The Rise and Fall of Cycling in Christchurch (aka Cyclopolis)

Sep 01, 2014
The Rise and Fall of Cycling in Christchurch (aka Cyclopolis)


High Street, Christchurch 1950s
High Street, Christchurch 1950s

A bit of a diversion here from Auckland to talk about my home town. I hope you will indulge me. Does anyone know of any similar films or photos showing cycling in Auckland?

As I have said in earlier posts, it seems to be particularly hard for people who grew up in the period before the 1960s, when streets were much more “complete”, to imagine the world now without all street space dedicated to moving cars.

For someone like me, born in the 1970s, it is almost a mythical utopia to imagine a city where pedestrians, trams, cars, buses and bicycles shared the road equally. Nowadays, we need to travel 15,000 kms to the Netherlands or Denmark to see the same environment.

That’s why I was so interested to find the video below from 1952 made by the National Film Unit for the Christchurch City Council which shows a very different Christchurch from the one I grew up in. It is a Christchurch where trams and bicycles dominate the streetscape. Where pedestrians stand in the street and chat.

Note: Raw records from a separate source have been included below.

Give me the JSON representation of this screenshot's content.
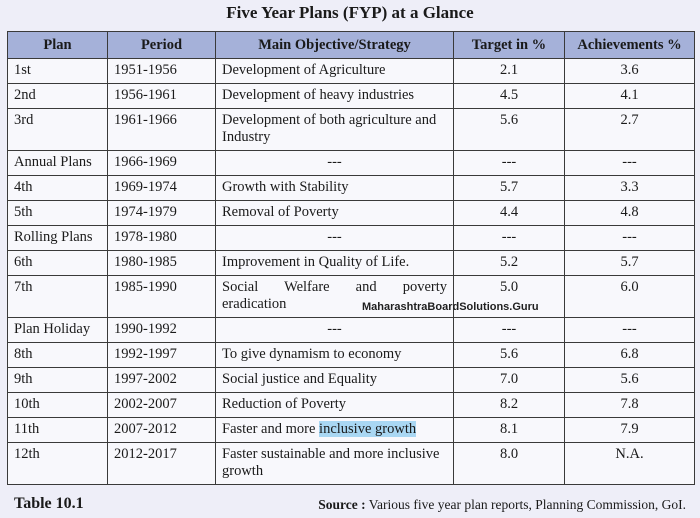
{
  "title": "Five Year Plans (FYP) at a Glance",
  "headers": {
    "plan": "Plan",
    "period": "Period",
    "objective": "Main Objective/Strategy",
    "target": "Target in %",
    "achievements": "Achievements %"
  },
  "rows": [
    {
      "plan": "1st",
      "period": "1951-1956",
      "objective": "Development of Agriculture",
      "target": "2.1",
      "achievement": "3.6"
    },
    {
      "plan": "2nd",
      "period": "1956-1961",
      "objective": "Development of heavy industries",
      "target": "4.5",
      "achievement": "4.1"
    },
    {
      "plan": "3rd",
      "period": "1961-1966",
      "objective": "Development of both agriculture and Industry",
      "target": "5.6",
      "achievement": "2.7"
    },
    {
      "plan": "Annual Plans",
      "period": "1966-1969",
      "objective": "---",
      "target": "---",
      "achievement": "---"
    },
    {
      "plan": "4th",
      "period": "1969-1974",
      "objective": "Growth with Stability",
      "target": "5.7",
      "achievement": "3.3"
    },
    {
      "plan": "5th",
      "period": "1974-1979",
      "objective": "Removal of Poverty",
      "target": "4.4",
      "achievement": "4.8"
    },
    {
      "plan": "Rolling Plans",
      "period": "1978-1980",
      "objective": "---",
      "target": "---",
      "achievement": "---"
    },
    {
      "plan": "6th",
      "period": "1980-1985",
      "objective": "Improvement in Quality of Life.",
      "target": "5.2",
      "achievement": "5.7"
    },
    {
      "plan": "7th",
      "period": "1985-1990",
      "objective": "Social Welfare and poverty eradication",
      "target": "5.0",
      "achievement": "6.0"
    },
    {
      "plan": "Plan Holiday",
      "period": "1990-1992",
      "objective": "---",
      "target": "---",
      "achievement": "---"
    },
    {
      "plan": "8th",
      "period": "1992-1997",
      "objective": "To give dynamism to economy",
      "target": "5.6",
      "achievement": "6.8"
    },
    {
      "plan": "9th",
      "period": "1997-2002",
      "objective": "Social justice and Equality",
      "target": "7.0",
      "achievement": "5.6"
    },
    {
      "plan": "10th",
      "period": "2002-2007",
      "objective": "Reduction of Poverty",
      "target": "8.2",
      "achievement": "7.8"
    },
    {
      "plan": "11th",
      "period": "2007-2012",
      "objective_pre": "Faster and more ",
      "objective_hl": "inclusive growth",
      "target": "8.1",
      "achievement": "7.9"
    },
    {
      "plan": "12th",
      "period": "2012-2017",
      "objective": "Faster sustainable and more inclusive growth",
      "target": "8.0",
      "achievement": "N.A."
    }
  ],
  "watermark": "MaharashtraBoardSolutions.Guru",
  "footer": {
    "table_label": "Table 10.1",
    "source_label": "Source :",
    "source_text": " Various five year plan reports, Planning Commission, GoI."
  },
  "colors": {
    "header_bg": "#a5b1d9",
    "page_bg": "#eeeef8",
    "highlight": "#a9d7f3"
  }
}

Where intersections lack the complicated controls we take for granted and street users have to use their own judgement to navigate safely through (and it seems to work). The real cycle “action” is from 2′ 15″ to 2′ 50″.

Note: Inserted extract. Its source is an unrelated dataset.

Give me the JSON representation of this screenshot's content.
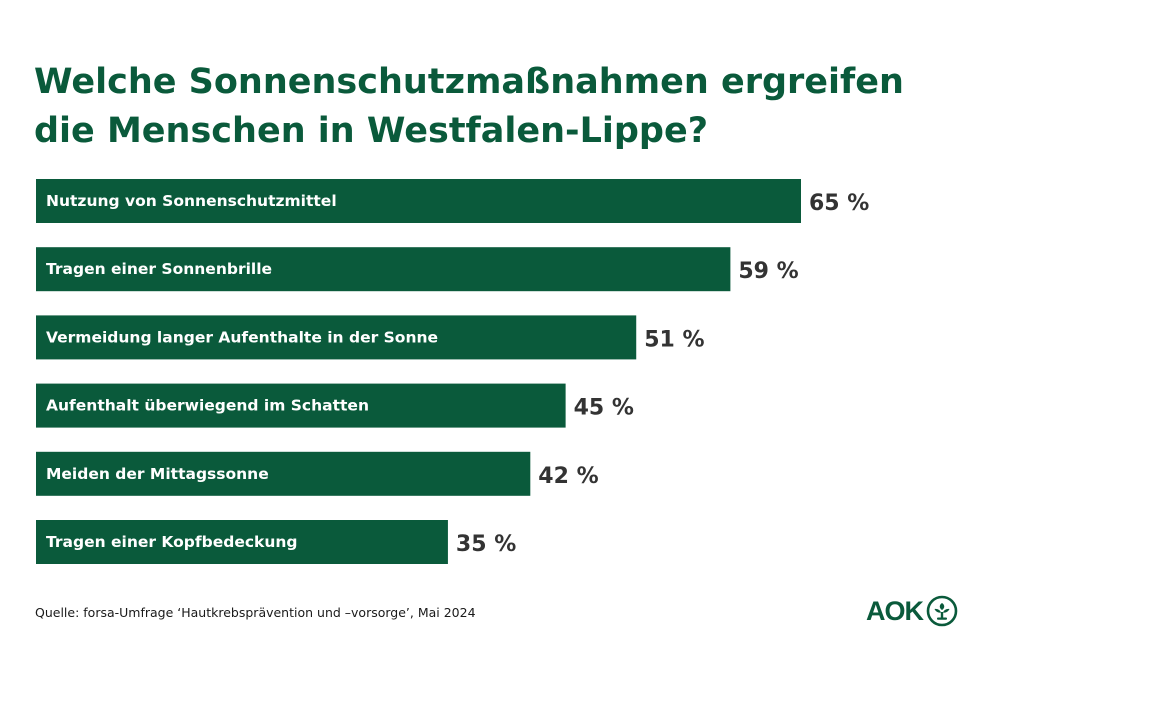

Videos like this always challenge me to think about New Zealand and New Zealanders. Were our parents, grandparents great-grandparents so much tougher than us that they felt able to cycle like this? Was the move to cars just about convenience or did the street environment slowly become so hostile that people felt unable to continue cycling? In a small, flat city (just like Groningen) such as Christchurch which was dominated by cycling for so long, it is amazing how fast cycling was abandoned as an every day means of transport.